For the calculation of flat shells by the numerical analytical method of boundary elements

. The application of the numerical-analytical boundary elements method (NA BEM) to the calculation of shallow shells is considered. The method is based on the analytical construction of the fundamental system of solutions and the Green’s function for the differential equation of the problem under consideration. The theory of calculation of a shallow shell proposed by V. Z. Vlasov, which for the problem under consideration leads to an eighth-order partial differential equation.

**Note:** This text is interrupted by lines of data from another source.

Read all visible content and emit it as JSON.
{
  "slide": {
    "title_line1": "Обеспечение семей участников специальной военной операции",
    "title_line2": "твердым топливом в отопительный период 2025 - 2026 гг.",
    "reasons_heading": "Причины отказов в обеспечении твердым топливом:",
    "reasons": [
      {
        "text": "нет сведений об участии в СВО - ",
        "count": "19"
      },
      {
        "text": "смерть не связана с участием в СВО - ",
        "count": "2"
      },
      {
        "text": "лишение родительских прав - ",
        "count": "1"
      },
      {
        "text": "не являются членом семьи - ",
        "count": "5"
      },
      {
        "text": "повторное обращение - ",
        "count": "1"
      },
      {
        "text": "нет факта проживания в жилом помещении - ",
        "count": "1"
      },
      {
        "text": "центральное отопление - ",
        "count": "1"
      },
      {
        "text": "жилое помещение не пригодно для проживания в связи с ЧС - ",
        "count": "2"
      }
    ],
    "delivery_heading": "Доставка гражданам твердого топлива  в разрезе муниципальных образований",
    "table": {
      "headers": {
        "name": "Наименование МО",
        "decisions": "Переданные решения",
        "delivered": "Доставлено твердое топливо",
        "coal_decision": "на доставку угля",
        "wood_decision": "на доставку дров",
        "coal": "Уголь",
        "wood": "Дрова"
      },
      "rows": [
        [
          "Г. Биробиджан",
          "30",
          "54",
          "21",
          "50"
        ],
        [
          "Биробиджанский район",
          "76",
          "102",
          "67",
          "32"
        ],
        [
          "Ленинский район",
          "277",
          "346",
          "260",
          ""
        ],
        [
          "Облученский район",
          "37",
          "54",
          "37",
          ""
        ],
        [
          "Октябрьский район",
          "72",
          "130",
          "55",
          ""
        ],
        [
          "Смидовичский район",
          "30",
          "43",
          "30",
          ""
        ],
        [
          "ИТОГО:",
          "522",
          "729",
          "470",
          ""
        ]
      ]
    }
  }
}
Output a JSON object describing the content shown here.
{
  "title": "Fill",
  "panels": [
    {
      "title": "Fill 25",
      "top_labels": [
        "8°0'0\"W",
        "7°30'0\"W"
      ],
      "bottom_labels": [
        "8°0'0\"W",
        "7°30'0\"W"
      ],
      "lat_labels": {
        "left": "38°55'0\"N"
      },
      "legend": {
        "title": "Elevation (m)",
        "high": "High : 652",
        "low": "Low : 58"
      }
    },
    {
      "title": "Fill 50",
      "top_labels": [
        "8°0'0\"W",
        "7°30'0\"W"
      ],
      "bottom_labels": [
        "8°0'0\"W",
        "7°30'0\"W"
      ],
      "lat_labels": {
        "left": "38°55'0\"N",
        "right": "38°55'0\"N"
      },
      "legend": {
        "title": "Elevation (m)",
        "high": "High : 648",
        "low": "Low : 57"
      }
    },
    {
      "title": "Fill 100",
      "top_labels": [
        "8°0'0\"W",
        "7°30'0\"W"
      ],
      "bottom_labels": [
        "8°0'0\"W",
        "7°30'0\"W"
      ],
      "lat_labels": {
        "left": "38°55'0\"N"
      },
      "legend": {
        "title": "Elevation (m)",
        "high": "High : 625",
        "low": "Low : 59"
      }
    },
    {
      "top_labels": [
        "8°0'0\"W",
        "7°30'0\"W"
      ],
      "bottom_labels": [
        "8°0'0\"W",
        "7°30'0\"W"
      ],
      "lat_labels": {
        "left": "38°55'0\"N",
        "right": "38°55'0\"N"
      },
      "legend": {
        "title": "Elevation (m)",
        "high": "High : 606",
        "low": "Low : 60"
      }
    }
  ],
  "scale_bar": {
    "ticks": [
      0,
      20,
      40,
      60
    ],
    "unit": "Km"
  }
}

The problem of bending a shallow shell is two-dimensional, and in the numerical-analytical boundary elements method, the plate and shell are considered in the form of generalized one-dimensional modules, therefore, the Fourier separation method and the Kantorovich-Vlasov variational method were applied to this equation, which made it possible to obtain ordinary differential equations of the eighth order. It is noted that until recently, the main problem in the subsequent implementation of the algorithm of the numerical-analytical boundary element method was due to the fact that all analytical expressions of the method (fundamental functions, Green’s functions, vectors of external loads) are very cumbersome, and intermediate transformations are associated with determinants of the eighth order. It is proposed to use the direct integration method at the first stage, when, along with the original differential equation, an equivalent system of equations for the unknown shell state vector is considered. In this case, the calculations of some analytic expressions associated with determinants of higher orders can be avoided by using the Jacobi formula. As a result, the calculation of the determinant at an arbitrary point is reduced to its calculation at a zero value of the argument, which leads to a significant simplification of all intermediate transformations and analytical expressions of the numerical-analytical boundary elements method.